Towards a just, equitable, humane and sustainable society

# Introduction to volume in elementary grades

Learning Outcomes:

The students will able to

• the capacity of a container and verify by measuring.
• Understand the units of volume.

TLMs used:

• Paper cups of different sizes
• Empty bottles of different capacities (labelled & non-labelled)
• A Jug and a mug
• A large cup labelled as grams

Before beginning the session, the TLMs mentioned above were displayed in the classroom. Students were asked if they had any idea about the topic of discussion. Children gave responses indicating they are going to see something related to bottles, cups and water. They were given an introduction to the lesson on Jugs and Mugs. A question was posed to them about the difference between jugs and mugs. Students responded that mugs are used for bathing and jugs are used for drinking water while some said that both were the same.

To avoid confusion, a jug and a mug were shown and students were asked – “Which one is jug and which one is a mug?” The students were then able to grasp the difference between a jug and a mug.
Introducing the unit - ‘litres’

Students were allowed to examine the containers. They observed that some bottles were labelled according to the capacity of liquid it could hold while the others were unmarked. One of the containers was a chocolate container that appeared like a large cup and was labelled in grams instead of litres. A student raised a query on why that container is marked in grams and not litres. In response to that query, a question was posed to the class - “What can this material hold?” The responses were - It can contain milk, water, 7up, Sprite and so on. This was followed up by an interesting question - “Can a cup hold pebbles or rocks?” The response was that it can hold pebbles or rocks but it is generally used it to hold water, for drinking. When the student examined the container, he found that it was used to hold chocolates and hence it was marked in grams.

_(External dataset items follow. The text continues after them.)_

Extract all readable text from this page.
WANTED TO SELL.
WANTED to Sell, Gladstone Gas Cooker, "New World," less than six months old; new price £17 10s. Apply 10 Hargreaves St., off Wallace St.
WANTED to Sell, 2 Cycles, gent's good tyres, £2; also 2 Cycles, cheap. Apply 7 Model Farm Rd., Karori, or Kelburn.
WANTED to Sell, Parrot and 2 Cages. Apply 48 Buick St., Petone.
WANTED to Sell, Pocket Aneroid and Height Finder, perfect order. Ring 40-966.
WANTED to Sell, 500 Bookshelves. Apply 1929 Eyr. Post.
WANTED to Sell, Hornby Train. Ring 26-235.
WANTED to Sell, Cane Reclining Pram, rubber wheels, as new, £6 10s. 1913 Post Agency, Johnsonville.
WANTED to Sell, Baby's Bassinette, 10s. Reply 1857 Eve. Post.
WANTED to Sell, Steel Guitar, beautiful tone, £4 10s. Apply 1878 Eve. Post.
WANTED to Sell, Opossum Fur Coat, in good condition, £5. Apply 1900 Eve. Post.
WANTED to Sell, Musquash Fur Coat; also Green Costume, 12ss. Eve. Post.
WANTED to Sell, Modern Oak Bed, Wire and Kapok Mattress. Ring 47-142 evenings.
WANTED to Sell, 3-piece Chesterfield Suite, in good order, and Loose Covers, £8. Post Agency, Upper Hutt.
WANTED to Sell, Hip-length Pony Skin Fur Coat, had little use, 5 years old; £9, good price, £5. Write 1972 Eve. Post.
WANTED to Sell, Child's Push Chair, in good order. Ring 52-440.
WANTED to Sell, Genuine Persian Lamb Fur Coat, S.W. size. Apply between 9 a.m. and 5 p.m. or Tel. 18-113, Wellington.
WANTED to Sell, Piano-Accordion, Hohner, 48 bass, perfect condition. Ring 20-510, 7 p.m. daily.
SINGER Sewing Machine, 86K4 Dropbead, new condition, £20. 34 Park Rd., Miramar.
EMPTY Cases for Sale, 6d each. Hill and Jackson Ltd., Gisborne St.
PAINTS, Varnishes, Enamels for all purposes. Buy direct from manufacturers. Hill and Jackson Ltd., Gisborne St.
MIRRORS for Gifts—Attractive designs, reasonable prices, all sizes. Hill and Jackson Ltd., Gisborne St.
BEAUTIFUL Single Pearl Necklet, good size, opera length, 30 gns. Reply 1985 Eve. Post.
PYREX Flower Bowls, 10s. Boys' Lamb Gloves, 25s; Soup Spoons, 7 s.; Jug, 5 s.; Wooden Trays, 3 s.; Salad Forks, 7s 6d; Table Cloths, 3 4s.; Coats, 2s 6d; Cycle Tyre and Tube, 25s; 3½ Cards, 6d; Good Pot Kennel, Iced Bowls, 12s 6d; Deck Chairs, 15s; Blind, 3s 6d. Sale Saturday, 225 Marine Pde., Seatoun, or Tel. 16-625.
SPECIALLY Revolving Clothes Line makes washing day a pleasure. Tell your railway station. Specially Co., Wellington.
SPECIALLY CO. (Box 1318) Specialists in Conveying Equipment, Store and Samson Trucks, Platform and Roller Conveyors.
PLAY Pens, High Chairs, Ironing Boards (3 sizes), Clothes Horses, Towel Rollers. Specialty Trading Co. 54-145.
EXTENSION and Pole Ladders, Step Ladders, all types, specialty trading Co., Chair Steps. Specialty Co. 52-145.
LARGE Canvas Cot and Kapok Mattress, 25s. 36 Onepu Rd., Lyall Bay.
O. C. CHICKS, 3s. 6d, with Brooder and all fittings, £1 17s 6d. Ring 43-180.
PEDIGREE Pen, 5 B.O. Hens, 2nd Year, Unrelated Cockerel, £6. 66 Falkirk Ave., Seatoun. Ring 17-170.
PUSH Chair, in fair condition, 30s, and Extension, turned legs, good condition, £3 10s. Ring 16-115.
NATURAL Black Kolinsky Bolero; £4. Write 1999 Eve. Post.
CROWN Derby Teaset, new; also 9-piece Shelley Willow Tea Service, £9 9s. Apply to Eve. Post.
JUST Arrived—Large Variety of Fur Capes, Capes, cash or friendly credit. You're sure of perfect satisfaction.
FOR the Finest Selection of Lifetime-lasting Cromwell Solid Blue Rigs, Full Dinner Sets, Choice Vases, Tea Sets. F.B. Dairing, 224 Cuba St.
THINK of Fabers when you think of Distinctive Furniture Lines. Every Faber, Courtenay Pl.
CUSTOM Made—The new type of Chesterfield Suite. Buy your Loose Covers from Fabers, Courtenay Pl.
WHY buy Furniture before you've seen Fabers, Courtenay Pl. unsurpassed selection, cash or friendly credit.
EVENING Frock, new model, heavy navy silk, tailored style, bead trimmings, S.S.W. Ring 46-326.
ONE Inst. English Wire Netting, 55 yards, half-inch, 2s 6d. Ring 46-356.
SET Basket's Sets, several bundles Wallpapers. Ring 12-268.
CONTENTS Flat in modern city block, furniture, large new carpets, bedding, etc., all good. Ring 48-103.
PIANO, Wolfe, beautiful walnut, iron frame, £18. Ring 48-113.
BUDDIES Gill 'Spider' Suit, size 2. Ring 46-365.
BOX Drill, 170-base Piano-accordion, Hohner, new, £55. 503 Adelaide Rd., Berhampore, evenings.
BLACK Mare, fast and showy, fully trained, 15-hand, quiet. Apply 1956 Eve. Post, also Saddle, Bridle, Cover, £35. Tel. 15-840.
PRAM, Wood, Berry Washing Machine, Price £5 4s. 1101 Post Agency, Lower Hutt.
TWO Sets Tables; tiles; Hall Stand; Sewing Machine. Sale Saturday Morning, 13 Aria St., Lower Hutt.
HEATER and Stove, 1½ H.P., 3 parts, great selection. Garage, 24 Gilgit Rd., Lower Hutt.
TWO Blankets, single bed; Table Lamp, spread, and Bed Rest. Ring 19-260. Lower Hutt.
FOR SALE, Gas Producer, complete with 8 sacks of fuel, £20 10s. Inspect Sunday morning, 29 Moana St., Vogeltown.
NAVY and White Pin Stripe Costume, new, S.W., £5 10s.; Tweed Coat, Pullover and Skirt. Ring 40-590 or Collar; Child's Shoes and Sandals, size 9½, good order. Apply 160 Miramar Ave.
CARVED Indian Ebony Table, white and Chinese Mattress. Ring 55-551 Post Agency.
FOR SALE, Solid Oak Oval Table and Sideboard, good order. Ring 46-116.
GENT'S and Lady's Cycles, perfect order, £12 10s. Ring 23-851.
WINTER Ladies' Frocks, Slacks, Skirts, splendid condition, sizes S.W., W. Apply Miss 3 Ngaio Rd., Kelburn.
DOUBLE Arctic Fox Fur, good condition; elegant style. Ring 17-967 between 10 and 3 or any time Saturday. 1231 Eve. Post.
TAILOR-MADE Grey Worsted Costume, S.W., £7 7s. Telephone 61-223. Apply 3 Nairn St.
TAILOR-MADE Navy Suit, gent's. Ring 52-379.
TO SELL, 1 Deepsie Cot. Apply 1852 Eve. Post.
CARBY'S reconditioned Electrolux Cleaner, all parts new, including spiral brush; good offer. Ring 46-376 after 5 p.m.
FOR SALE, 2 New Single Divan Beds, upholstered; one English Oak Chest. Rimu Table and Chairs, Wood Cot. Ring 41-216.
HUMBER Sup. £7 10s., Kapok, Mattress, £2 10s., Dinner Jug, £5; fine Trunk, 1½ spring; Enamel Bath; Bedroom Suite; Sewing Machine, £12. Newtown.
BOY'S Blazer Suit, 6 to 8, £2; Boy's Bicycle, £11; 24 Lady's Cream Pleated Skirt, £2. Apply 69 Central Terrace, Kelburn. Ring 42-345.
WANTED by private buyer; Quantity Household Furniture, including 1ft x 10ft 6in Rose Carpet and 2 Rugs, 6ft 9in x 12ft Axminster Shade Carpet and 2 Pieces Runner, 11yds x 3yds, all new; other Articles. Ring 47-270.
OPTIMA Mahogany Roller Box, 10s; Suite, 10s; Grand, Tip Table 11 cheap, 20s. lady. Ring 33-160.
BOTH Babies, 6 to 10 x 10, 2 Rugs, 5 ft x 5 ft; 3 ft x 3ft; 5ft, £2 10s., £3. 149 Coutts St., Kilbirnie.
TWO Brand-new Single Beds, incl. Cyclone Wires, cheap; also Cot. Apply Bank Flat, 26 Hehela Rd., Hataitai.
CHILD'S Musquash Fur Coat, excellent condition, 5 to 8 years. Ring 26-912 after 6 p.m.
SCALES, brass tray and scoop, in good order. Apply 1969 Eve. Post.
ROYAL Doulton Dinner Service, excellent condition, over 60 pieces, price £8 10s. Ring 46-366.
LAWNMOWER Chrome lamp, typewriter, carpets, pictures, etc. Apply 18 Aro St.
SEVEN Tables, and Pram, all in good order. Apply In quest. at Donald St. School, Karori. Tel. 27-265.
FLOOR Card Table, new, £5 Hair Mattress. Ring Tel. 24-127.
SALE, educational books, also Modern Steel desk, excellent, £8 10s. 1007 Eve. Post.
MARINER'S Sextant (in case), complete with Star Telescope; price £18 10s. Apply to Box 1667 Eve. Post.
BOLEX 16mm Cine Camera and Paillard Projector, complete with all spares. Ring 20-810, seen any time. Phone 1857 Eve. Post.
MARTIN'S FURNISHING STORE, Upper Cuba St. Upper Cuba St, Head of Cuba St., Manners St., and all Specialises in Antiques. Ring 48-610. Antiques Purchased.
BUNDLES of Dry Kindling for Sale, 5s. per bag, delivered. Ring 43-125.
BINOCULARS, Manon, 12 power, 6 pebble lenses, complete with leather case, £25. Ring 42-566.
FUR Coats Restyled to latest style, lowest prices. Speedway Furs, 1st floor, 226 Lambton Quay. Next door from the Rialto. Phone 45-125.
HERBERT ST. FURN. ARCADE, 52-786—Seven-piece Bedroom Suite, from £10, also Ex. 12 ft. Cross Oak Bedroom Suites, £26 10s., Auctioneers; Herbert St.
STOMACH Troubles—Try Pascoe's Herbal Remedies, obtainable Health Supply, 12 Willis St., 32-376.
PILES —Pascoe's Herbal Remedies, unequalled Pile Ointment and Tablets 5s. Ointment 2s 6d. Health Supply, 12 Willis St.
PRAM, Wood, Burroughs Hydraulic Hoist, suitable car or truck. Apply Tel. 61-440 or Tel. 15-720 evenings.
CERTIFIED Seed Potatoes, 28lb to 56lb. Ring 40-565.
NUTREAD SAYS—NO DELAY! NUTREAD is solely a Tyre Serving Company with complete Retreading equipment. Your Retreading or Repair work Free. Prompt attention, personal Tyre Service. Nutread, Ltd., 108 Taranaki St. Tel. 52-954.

Students were asked to segregate the materials based on whether their measure/capacity is known or unknown. They were

then asked to list on paper, the measurements of their capacities in ascending order. Later they were also asked to arrange the materials based on the capacity they could hold. Students were able to identify the measurement of capacity of the known materials (in litres) and could write them in ascending order, but there was confusion in the arrangement because of the ‘height’ factor of the containers, i.e. students had arranged the materials in ascending order based on the height of the container. They were not able to recognize the fact that the volume of a container is also dependent on the width of the material. To provide clarity on this, students were asked to compare two materials – a thin container with a greater height and a wider container whose height is a little less than the thin container. Students were then able to identify the material with greater capacity. Now, when they were asked to arrange the containers in the ascending order of their capacity, they were able to arrange them correctly.

Measuring the volume of containers whose capacity is unknown

What will happen when we drop stones into the container and what will happen when water is poured into it? After asking this

question, the action was demonstrated and students observed the difference. They responded that there are gaps in between when stones are dropped and in the case of water there are no gaps. They were then asked if all stones are identical and have the same size, to which the students answered in the negative.

When they were asked which is the best material – ‘Stones or water’ for measuring the capacity of the container, students had different responses initially and then came to the conclusion that water should be used to measure capacity as it can occupy the whole space of the container without gaps.

Students were then asked - “There is water in this container, can you tell its capacity?” Students started thinking. When probed further with questions like – “Why aren’t you able to tell its capacity? What should you do to be able to find its capacity?”

After some thought and discussion among themselves, students came up with the response that if they pour water using a smaller cup of known capacity, multiple times, they will be able to find the measure of the unknown volume of the container. They started pouring water using the smaller cup of known capacity and counted the number of times this was repeated. With the available data of the volume of the smaller cup and the number of times this process was repeated, students were asked about which operation should be performed to find the volume – Addition or Subtraction?  Students came up with the answer that repeated addition has to be performed as they could visually see the raising water level each time. They also added that subtraction is to be done only when some quantity of water is removed.